Но и преосвященнейший папа Адриан, бывший после Иоанна, как говорит преосвященнейший Фотий, по принятому древнему обычаю, прислал Фотию соборное послание, в котором проповедует тоже благочестие, и Духа богословит исходящим от Отца.

Но зачем много говорить, когда мы можем заградить уста противящимся истине—тем, что сделал блаженный Лев, папа Римский? Этот блаженнейший папа Лев, когда увидел, что новоявленная сия ересь растлевает врученную ему Святую Великую Церковь, то, кроме многих других мер, принятых им к истреблению этого еретического недуга, он придумал и такое средство: отправил соборные послания во все подчиненные ему области и страны, повелевая всюду святым Божиим Церквам возглашать исповедание святой веры на божественной литургии не на латинском наречии, а по-гречески, без прибавления „и от Сына",—

Также этим он показал всем, какою честью и каким уважением должна пользоваться у всех Святая Божия Великая Апостольская Константинопольская Церковь и прочие восточные святые Божии Церкви, как то: Александрийская, Антиохийская и Иерусалимская. Так эти блаженные, воистину, ученики кротчайшего Иисуса умели и любить друг друга и возвышать честью в простоте сердца и в духе кротости. И не это одно сделал блаженнйший тот Лев, как повествует святейший Фотий, но, найдя в церковной ризнице собора Св. Апостолов сохранившиеся от древних времен, когда процветало благочестие, два щита, на которых написано было на греческом языке священное исповедание непорочной веры, без прибавления „и от Сына",—эти щиты он вынес и приказал всем показывать и читать пред всем множеством римского народа, как бы другой Моисей, принявший от Бога богописанные скрижали, и показывал их непокоряющимся, чтобы хотя таким способом принудить их отложить жестокость сердца и воспринять любовь. Но в злохудожную душу, сказал премудрый Соломон, не внидет премудрость; так и те, однажды проглотив улицу кичения и самомнения, которую злобный ловец закинул на пагубу им, оста­лись неисцеленными и неисправленными.

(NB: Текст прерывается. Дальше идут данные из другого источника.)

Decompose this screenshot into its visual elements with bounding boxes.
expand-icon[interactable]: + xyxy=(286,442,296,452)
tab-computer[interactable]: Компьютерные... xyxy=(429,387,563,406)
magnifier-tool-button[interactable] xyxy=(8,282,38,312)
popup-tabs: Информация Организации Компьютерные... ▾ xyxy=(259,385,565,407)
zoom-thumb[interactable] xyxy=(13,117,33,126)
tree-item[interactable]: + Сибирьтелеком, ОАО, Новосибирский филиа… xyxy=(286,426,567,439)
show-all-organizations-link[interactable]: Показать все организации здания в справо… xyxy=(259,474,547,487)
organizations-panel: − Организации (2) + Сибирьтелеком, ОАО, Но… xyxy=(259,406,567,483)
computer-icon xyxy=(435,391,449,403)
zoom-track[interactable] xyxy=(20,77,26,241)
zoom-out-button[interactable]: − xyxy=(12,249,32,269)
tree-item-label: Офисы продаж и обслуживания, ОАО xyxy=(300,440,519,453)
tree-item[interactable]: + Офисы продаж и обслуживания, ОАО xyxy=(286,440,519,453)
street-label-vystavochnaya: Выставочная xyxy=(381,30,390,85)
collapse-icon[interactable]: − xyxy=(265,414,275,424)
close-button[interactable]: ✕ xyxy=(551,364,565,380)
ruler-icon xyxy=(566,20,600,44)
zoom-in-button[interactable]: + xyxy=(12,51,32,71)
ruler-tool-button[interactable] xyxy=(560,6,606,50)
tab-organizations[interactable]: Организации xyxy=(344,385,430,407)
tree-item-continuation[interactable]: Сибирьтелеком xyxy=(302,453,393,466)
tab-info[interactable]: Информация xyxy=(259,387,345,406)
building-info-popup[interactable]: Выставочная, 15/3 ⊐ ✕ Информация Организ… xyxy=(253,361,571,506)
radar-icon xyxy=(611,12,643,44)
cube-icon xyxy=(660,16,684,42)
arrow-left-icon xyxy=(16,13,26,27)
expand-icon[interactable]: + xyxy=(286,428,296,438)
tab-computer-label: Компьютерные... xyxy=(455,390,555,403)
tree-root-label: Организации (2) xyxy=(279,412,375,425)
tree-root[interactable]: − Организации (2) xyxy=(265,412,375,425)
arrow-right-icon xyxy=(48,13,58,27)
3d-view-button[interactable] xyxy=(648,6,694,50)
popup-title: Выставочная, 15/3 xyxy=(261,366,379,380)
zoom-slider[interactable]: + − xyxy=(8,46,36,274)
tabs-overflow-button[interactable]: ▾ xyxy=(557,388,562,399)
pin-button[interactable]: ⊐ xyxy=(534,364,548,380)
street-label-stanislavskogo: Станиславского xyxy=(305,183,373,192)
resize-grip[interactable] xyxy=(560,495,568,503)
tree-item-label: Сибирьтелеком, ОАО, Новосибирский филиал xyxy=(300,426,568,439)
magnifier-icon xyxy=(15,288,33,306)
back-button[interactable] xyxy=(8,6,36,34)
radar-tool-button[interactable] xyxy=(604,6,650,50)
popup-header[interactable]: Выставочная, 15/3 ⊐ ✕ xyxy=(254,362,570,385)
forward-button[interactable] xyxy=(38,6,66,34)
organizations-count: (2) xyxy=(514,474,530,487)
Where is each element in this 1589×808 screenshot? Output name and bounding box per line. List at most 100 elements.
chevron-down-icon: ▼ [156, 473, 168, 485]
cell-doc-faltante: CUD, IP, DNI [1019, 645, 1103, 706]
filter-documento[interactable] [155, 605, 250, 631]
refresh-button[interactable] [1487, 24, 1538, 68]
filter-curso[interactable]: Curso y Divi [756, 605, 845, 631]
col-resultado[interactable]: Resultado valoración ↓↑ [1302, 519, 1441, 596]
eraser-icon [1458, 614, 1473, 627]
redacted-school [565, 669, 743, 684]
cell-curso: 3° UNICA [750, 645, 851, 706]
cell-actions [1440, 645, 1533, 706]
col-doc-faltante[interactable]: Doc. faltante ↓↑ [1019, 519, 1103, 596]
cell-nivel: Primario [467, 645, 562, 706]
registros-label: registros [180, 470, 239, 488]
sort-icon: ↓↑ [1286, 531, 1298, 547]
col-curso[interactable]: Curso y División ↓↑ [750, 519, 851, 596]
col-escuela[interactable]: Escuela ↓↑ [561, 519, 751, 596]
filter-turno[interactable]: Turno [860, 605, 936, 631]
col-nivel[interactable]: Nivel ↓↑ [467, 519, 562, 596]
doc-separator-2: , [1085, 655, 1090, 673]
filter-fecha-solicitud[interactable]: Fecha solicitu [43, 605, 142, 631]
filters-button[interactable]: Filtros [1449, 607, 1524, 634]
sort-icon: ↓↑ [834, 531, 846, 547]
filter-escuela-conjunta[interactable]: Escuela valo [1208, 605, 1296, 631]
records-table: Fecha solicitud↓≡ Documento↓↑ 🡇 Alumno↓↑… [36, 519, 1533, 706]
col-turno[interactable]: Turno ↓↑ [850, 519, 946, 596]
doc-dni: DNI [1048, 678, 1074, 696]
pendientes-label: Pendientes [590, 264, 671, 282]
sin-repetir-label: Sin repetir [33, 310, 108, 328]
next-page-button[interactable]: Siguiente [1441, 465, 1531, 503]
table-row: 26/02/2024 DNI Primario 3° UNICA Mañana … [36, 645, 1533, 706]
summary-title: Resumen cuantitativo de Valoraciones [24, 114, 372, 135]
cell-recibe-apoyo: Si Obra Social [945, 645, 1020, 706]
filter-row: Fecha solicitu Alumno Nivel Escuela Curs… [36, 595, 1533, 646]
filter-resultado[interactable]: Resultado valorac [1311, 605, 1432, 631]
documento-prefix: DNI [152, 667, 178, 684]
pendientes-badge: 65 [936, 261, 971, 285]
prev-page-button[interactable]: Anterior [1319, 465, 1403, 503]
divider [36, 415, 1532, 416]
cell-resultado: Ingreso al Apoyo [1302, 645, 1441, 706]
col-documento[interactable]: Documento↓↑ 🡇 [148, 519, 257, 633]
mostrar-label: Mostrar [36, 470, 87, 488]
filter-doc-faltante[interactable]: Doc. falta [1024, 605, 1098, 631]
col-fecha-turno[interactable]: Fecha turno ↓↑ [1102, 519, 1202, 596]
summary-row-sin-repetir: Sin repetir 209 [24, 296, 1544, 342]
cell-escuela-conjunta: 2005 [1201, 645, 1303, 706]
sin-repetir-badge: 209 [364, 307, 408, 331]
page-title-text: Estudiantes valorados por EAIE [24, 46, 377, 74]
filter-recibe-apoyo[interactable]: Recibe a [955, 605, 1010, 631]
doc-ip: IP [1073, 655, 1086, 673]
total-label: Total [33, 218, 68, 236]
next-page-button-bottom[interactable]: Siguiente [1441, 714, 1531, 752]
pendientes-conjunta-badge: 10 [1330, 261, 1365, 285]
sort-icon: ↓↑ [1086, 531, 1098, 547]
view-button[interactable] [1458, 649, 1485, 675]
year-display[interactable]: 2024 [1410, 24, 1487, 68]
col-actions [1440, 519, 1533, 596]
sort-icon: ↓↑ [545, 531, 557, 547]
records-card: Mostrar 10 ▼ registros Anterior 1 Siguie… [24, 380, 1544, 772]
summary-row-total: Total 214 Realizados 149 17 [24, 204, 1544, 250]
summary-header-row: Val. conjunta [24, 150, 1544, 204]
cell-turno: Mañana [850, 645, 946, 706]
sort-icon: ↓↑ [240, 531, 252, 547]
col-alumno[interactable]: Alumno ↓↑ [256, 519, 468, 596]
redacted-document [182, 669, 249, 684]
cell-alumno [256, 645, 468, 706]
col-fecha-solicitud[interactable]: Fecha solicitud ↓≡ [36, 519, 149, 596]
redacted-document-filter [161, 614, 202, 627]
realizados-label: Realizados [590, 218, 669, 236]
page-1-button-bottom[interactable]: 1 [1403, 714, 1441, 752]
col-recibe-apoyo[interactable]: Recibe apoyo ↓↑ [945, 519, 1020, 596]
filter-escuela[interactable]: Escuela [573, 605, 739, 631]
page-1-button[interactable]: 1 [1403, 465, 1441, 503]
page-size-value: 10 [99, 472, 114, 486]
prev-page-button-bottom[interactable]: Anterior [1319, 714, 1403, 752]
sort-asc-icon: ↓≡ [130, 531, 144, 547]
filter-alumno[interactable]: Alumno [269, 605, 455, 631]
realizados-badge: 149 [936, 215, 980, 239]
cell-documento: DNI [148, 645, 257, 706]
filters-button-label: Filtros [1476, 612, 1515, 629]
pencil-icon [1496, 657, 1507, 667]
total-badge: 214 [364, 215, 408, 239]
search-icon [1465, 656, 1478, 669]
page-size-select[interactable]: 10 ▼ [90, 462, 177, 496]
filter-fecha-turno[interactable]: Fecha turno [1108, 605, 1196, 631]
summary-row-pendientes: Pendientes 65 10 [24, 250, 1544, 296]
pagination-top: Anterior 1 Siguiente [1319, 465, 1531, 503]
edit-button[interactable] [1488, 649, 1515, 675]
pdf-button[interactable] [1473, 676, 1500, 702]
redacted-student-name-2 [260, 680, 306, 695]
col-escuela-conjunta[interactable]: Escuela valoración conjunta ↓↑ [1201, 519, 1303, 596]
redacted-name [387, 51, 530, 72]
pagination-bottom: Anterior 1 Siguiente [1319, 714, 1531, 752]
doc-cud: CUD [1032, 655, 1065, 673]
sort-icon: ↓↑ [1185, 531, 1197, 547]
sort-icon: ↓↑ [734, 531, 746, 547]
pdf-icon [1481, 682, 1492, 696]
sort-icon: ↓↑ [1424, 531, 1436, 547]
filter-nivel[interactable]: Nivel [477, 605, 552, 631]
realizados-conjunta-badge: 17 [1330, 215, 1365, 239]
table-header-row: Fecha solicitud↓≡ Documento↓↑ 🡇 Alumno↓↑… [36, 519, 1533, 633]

Этим заканчиваем первую часть настоящего слова, которую твоя светлость да примет и прочтет. И если найдешь в ней что-либо сказанное хорошо, то припиши это Подателю всех благ—Богу, благодатью Которого укрепляемые, скоро пришлем и остальную часть этого слова, где сделаем, насколько Бог поможет, обличение глав Николаевых, какие составил Николай немчин против правильного догмата о Всесвятом Духе, как мы обещали тебе. Будь здоров!